Leistungssport und Schule geht nicht? Geht doch! Die berufliche Schule im Stuttgarter Osten richtet erstmals eine reine Klasse für Leistungssportler aller Disziplinen ein – und jeder bekommt ein Tablet.

Stuttgart - Leistungssport und Schule passen nicht zusammen? Nein, geht doch! Erstmals bietet die Cottaschule im Stuttgarter Osten angehenden Spitzenathleten die Möglichkeit, auf dem Wirtschaftsgymnasium in einem reinen Sportzug mit nur 24 Schülern in drei Jahren das Abi zu machen. Wem die Fachhochschulreife genügt, der kann auch das dreijährige Berufskolleg (BK) Sport- und Vereinsmanagement belegen. In beiden Angeboten bekommt jeder Schüler die Möglichkeit, den durch die Wettkämpfe versäumten Unterricht nachzuholen. Beide Angebote richten sich an Kadersportler.

 

Das Besondere an dem Sportzug zum Abi, der im nächsten Schuljahr beginnt, sei der komprimierte Stundenplan, erläuterte die Abteilungsleiterin Marina Kilger bei einem sehr gut besuchten Infoabend. „Wir haben die Präsenzzeit an der Schule gekürzt und den Stoff über E-Learning ausgegliedert“, berichtete sie. Um 13.10 Uhr sei Schluss mit dem Schulunterricht. Jeder Schüler werde künftig ein Tablet erhalten, um eigenständig lernen zu können. Der Unterricht an der Schule werde dafür von 30 auf 23 Wochenstunden verringert, beziehungsweise von 32 auf 25, sofern noch Spanisch als Fremdsprache dazukomme.

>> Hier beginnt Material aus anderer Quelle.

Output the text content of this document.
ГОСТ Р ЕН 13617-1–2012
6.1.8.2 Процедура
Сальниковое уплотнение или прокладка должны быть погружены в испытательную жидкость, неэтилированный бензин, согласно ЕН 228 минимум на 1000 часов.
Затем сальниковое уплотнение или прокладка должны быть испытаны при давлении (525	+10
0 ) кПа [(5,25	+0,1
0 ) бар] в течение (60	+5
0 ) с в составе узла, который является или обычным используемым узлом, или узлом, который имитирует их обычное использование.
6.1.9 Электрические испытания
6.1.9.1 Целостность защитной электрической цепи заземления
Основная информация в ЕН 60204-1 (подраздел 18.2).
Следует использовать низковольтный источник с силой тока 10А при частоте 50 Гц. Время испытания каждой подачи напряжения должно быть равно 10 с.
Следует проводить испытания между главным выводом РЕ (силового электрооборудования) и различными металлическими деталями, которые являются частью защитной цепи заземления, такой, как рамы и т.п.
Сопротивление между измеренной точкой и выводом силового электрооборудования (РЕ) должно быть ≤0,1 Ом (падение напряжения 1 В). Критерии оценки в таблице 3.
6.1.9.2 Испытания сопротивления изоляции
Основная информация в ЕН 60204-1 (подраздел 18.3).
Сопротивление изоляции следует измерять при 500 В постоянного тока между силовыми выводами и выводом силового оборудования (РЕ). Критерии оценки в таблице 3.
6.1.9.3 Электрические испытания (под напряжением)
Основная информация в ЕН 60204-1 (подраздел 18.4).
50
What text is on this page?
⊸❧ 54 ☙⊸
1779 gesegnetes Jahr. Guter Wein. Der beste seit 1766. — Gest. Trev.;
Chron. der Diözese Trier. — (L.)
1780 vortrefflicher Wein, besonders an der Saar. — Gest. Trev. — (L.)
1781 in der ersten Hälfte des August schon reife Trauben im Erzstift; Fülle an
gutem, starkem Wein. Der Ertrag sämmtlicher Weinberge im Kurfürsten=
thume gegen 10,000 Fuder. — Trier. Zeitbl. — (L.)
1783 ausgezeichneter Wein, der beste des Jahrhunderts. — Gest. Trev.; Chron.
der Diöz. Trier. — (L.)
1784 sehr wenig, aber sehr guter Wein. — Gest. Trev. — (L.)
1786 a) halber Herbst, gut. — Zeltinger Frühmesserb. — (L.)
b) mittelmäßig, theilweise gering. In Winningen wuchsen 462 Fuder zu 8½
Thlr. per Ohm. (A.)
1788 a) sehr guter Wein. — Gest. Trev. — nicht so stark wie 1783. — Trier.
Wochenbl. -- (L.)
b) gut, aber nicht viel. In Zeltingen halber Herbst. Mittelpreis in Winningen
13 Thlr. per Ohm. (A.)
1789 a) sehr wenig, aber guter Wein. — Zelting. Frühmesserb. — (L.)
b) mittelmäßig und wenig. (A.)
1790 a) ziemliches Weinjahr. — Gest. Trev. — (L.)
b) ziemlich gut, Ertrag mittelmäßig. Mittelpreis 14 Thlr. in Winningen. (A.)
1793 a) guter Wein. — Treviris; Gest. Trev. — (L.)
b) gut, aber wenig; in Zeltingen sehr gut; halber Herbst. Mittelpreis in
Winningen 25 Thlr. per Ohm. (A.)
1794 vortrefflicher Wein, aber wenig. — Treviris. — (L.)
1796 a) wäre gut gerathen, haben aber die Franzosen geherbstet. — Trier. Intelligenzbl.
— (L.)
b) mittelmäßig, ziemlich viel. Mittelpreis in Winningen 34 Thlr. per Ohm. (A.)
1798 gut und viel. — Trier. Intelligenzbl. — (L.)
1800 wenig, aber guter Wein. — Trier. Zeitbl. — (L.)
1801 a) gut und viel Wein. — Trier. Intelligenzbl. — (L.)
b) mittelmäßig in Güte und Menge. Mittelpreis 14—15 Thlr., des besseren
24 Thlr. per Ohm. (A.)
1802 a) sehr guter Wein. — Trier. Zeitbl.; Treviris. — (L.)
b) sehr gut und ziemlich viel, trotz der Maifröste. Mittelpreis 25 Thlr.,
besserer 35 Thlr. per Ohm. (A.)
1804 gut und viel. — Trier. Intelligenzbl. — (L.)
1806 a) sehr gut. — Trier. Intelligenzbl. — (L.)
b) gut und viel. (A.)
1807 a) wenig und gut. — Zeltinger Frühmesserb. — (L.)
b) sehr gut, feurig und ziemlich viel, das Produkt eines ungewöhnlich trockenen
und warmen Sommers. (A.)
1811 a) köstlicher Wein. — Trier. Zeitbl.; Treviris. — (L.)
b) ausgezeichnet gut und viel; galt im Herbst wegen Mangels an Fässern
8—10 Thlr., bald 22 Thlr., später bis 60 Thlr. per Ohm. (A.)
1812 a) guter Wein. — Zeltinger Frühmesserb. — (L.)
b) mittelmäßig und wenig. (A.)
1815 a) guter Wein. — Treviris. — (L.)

Nach den Wettkämpfen wird der Unterricht nachgeholt

„Aber die Selbstlernphasen erfordern mehr Selbstdisziplin“, warnte Marina Kilger. Dafür erhalten die Schüler sogenannte Trainingskorridore für ihren Leistungssport. Und weil die Kadersportler wegen der Wettkämpfe trotzdem viel Unterricht versäumen, bekommen sie in jedem Fach Nachführunterricht – „wenn es sein muss, eins zu eins“, sagte Kilger.

Für den TVB-Erstliga-Handballer Michael Seiz kommt der neue Sportzug zu spät. Der 22-jährige Ex-Cotta-Schüler hat sein Abi längst in der Tasche. Das habe dank dem Nachführunterricht geklappt. Denn Eliteschule des Sports ist die Cottaschule schon seit 2002. „Aber Tablets gab’s früher nicht“, sagt Seiz. Dabei sei das „eine gute Idee“.

Das Hauptproblem für Leistungssportler ist die Zeit

Das Hauptproblem für junge Sportler heute sei die Zeit, sagt Herbert Wursthorn vom Olympiastützpunkt. „Sie wollen nichts geschenkt, aber sie brauchen Zeit.“ So geht es auch der deutschen Hochsprungmeisterin Marie-Laurence Jungfleisch. Die 25-Jährige, die zuvor als Erzieherin gearbeitet hat, überspringt 1,97 Meter, peilt bei der Olympiade in Rio die Zwei-Meter-Marke an und will vorher noch schnell ihre Fachhochschulreife am BK Sport- und Vereinsmanagement machen. Nebenher ist sie noch Bundeswehrsoldatin und trainiert rund zehn Stunden pro Woche. „Die Lehrer? Die sind hilfsbereit – jetzt muss ich schleimen“, sagt sie und lacht.

Auch für den hoffnungsvollen Mittelfeldspieler Arianit Ferati, der für den VfB in der Bundesliga kickt, ist das Berufskolleg ein wichtiger Pfeiler. „Ich bin voll fokussiert auf den Sport, hab keinen Plan B“, sagt der 18-Jährige, der neun Mal in der Woche zweistündig trainiert, dazu kommen noch die Spiele. „Aber der Sport ist nicht versichert, es kann einiges passieren“, sagt Ferati. Und mit dem erfolgreichen BK-Abschluss darf auch er sich – wie Jungfleisch – „Staatlich geprüfter Sportassistent“ nennen und bekäme das auch bei einer weiteren Berufsausbildung angerechnet. Denn die BKler absolvieren neben ihren 21 Wochenstunden Unterricht einen Tag pro Woche ein Praktikum. Im BK gibt es aber weder Tablets noch E-Learning, dafür dauert es drei statt zwei Jahre.

Normalen Sportunterricht? Brauchen Kadersportler nicht

Normalen Sportunterricht haben die Kadersportler übrigens nicht. Sie müssen nur zur Prüfung kommen. Aber bisher habe keiner von ihnen jemals schlechter als mit einer Zwei abgeschnitten, sagt der BK-Abteilungsleiter Roland Bomans.